Идеологию лучше понимать не как заданный, фиксированный и монологичный корпус текстов в смысле «идеологии Коммунистической партии», а как фермент, действующий в сознании людей и в ходе взаимодействия с субъективной жизнью конкретной личности приводящий к весьма разнообразным результатам. Человек здесь выступает в роли своеобразного операционного центра, в котором идеология распаковывается и персонализируется, в процессе чего индивид переделывает себя в субъекта с определенными и осмысленными биографическими чертами. Активизируя индивидуума, сама идеология обретает жизнь. Поэтому идеологию следует рассматривать как живую и адаптивную силу, оказывающую влияние лишь постольку, поскольку она функционирует в живых личностях, взаимодействующих с собственным Я и миром в качестве субъектов идеологии. В значительной мере логика великих революционных нарративов преобразования (преобразования общественного пространства и собственного Я), коллективизации (коллективизации индивидуалистически настроенных производителей и собственного Я) и очищения (кампаний политической чистки и актов индивидуального самосовершенствования) создавалась и воспроизводилась советскими гражданами, рационализировавшими непостижимую политику государства и, таким образом, являвшимися агентами идеологии наряду с руководителями партии и государства.

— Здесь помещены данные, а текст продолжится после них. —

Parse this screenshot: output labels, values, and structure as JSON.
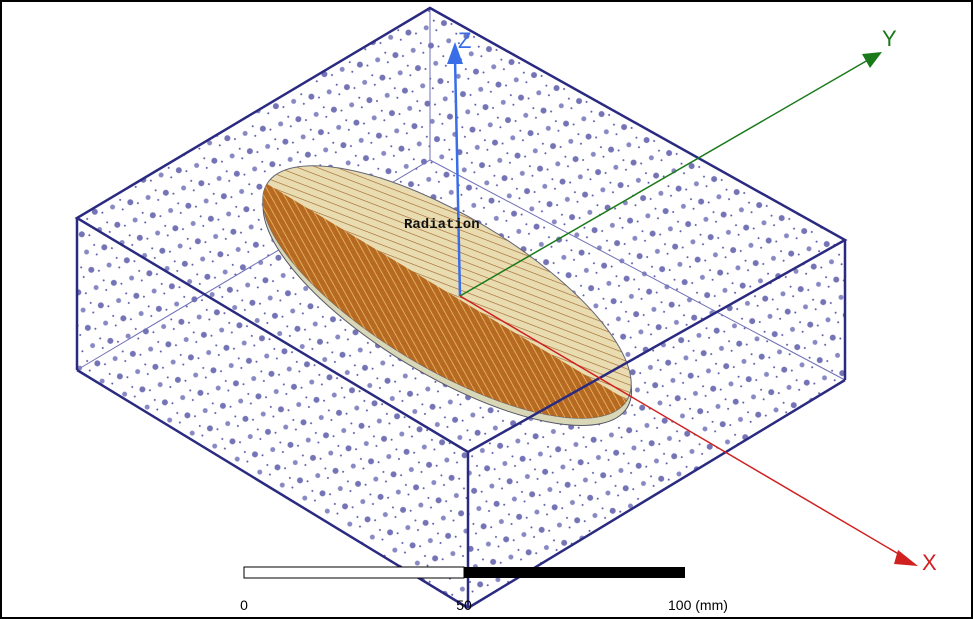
{
  "axes": {
    "x": "X",
    "y": "Y",
    "z": "Z"
  },
  "object_label": "Radiation",
  "scale_bar": {
    "labels": [
      "0",
      "50",
      "100 (mm)"
    ]
  }
}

Стремление авторов дневников сталинской эпохи к целенаправленной и осмысленной жизни отражало распространенную потребность в ее идеологизации, превращении жизни в выражение прочного, внутренне непротиворечивого, универсального мировоззрения (Weltanschauung). Эта ориентация на осмысленность и включенность в общество пересекалась со стремлением большевиков переделать человечество. Таким образом, режим мог направить устремленность к обретению ценности и преодолению собственного Я, возникшую за идейными границами большевизма, в приемлемое для него русло. В свете этого советский проект предстает вариантом более общего европейского явления межвоенного периода, которое можно описать как двойное обязательство: иметь личное мировоззрение и интегрироваться в общество. Эта идеальная форма бытия была названа «скоординированной жизнью»: она обещала подлинность и интенсивную осмысленность, реализуемую в коллективных действиях, предпринимаемых в соответствии с законами истории или природы20.

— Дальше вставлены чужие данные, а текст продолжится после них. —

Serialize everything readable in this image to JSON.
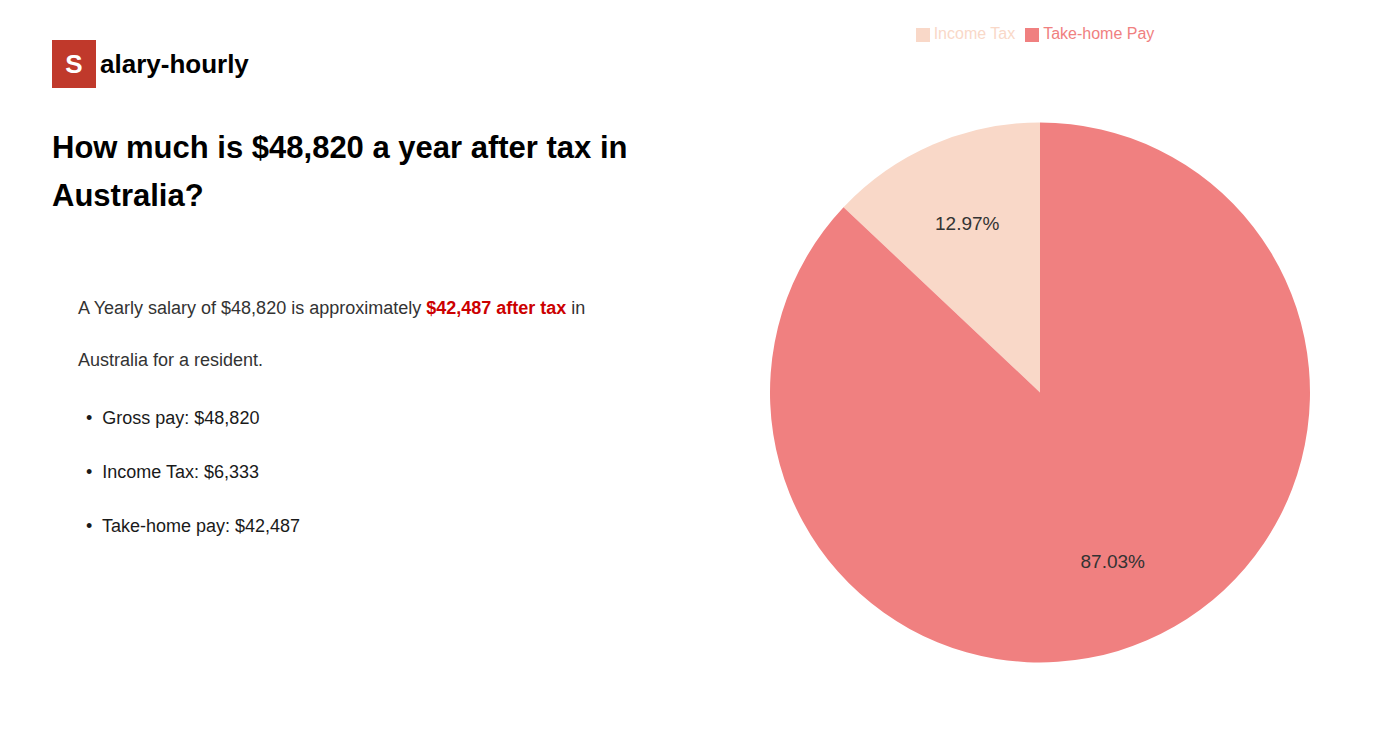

Апелляция к Я лежала в сердце коммунистической идеологии. Она была ее определяющей чертой, а также источником ее силы. На фундаментальном уровне эта идеология выступала творцом личного опыта. Всякий, кто вписывал себя в революционный нарратив, обретал голос как действующий субъект, принадлежащий к более широкому целому. Более того, присоединение к движению было для каждого индивида стимулом к переделке Я. Силу коммунистического призыва, обещавшего, что те, кто раньше были рабами, могут превратить себя в образцовых представителей человечества, нельзя переоценить. Она ярко выразилась в сбивчивых автобиографических нарративах полуграмотных советских граждан, подробно описывавших свой путь от темноты к свету. Универсальность амбиций и масштаб советской революции выводили ее участников на уровень субъектов истории, которые ежедневно способствовали движению истории к идеальному будущему. Многие из дневников, которые я буду здесь обсуждать, созданы в диалоге с этим двойным призывом коммунистического проекта: призывом к самопреобразованию и призывом к участию.
ГЛАВА 1
ВОСПИТАНИЕ СОЗНАТЕЛЬНЫХ ГРАЖДАН
Когда в феврале 1917 года в России произошла революция, Дмитрий Фурманов работал преподавателем вечерней школы для рабочих в родном городе, промышленном Иваново-Вознесенске. Полупрофессиональный писатель и бывший студент, покинувший Московский университет в самом начале Первой мировой войны чтобы участвовать в работе Красного Креста, 25-летний Фурманов немедленно включился в деятельность буйно разраставшейся сети революционных комитетов и партийных ячеек. Через месяц после начала революции он писал в дневнике: «Почетное звание “общественного работника” удесятеряет силы… обязывает быть в высшей степени осторожным, рассудительным и строгим, приучает к сознательности, личному самосуду и личной самооценке. <…> В этой новой школе вырабатываются принципы, закаляется воля, создается план, система действий. <…> Эта великая революция и во мне создала психологический перелом»21.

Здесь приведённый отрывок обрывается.